Cezaevinde taciz ve mücadele
Beş aktivisti temsil eden yedi avukatın hazırladığı rapora göre, tutuklu aktivistlere uygulanan muamele de benzer şekilde sert ve hukuken tartışmalı. İngiltere'de olduğu gibi, kefaletle serbest bırakılma talepleri reddedildi. Avukatlar ayrıca tutuklamaların hemen ardından yaşanan tacizleri de anlatıyor: Aktivistler soyunmaya ve hücrelerinde sadece iç çamaşırlarıyla beklemeye zorlandılar – kadınlar arasında sütyen bile yoktu. 30 saat boyunca neredeyse hiç yemek verilmedi ve bir vakada tıbbi olarak reçete edilen ilaçlar 20 saat boyunca verilmedi. Sorgulamalar avukat yokluğunda yapıldı.

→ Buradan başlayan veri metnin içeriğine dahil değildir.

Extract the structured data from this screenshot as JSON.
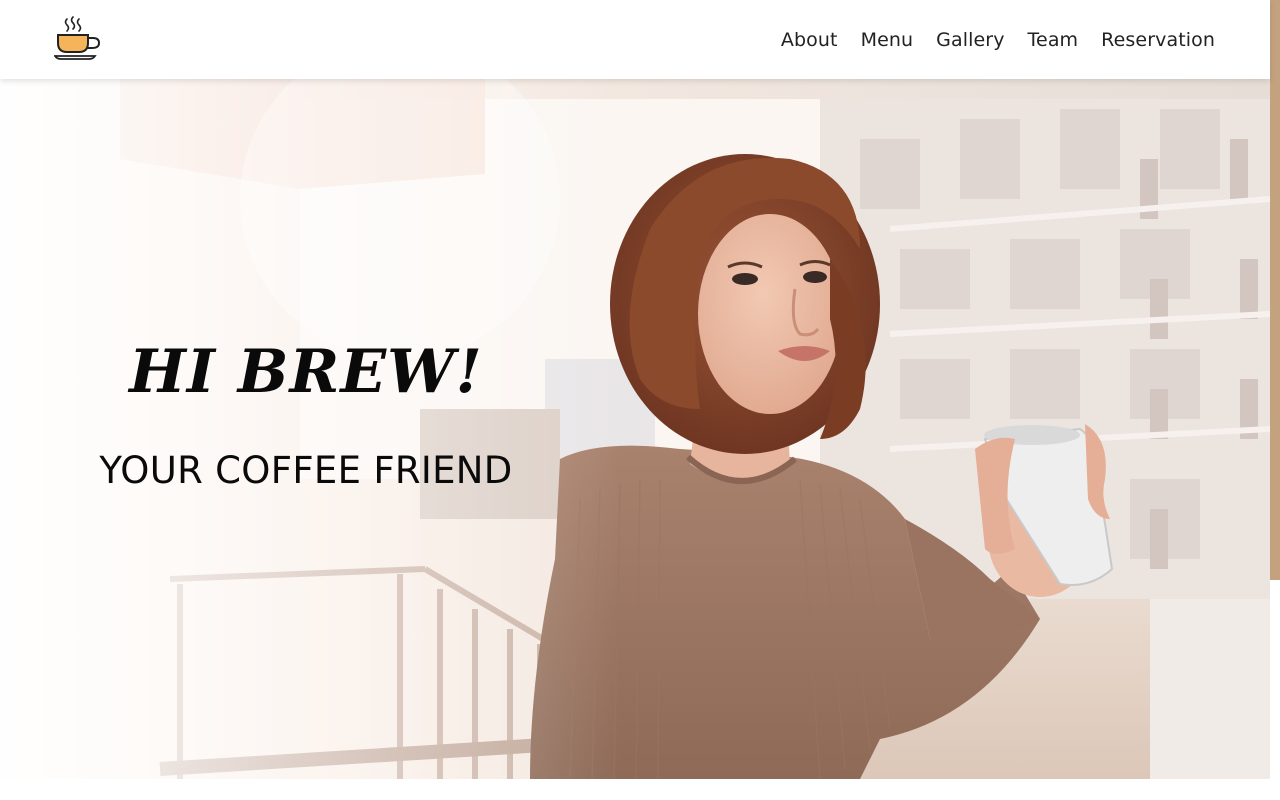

Taciz devam ediyor. Birçok mahkûmun günde 23 saat hücre hapsinde tutulduğu bildiriliyor. Bir kişinin avukatıyla görüşmesine iki hafta boyunca izin verilmedi; başka bir vakada ise aileyle iletişim bir ay boyunca engellendi. Avukatlarla görüşmeler ciddi şekilde kısıtlanmaya devam ediyor ve aile ziyaretleri bazı durumlarda ayda bir saatle sınırlandırılıyor. Tüm iletişim tamamen izleniyor ve mektuplar keyfi olarak alıkonuluyor.
İngiltere'de sekiz Filistin Hareketi aktivisti, gözaltı koşullarını protesto etmek için Kasım ayı başından beri açlık grevindeyken ve şu anda hayati tehlike arz eden durumda oldukları söylenirken, tutuklu "Ulm Beşlisi" henüz böyle bir şeye başvurmadı. Ancak ne İngiltere'de ne de Almanya'da, bedenlerini baskıya karşı silaha dönüştüren ilk siyasi mahkûmlar olmayacaklar. İrlanda kurtuluş mücadelesinin ve Batı Almanya'nın şehir gerilla hareketlerinin tarihi de açıkça gösterdiği gibi, iktidardakiler -orada olduğu gibi burada da- mahkûmların ölmesine izin vermekte pek tereddüt etmediler.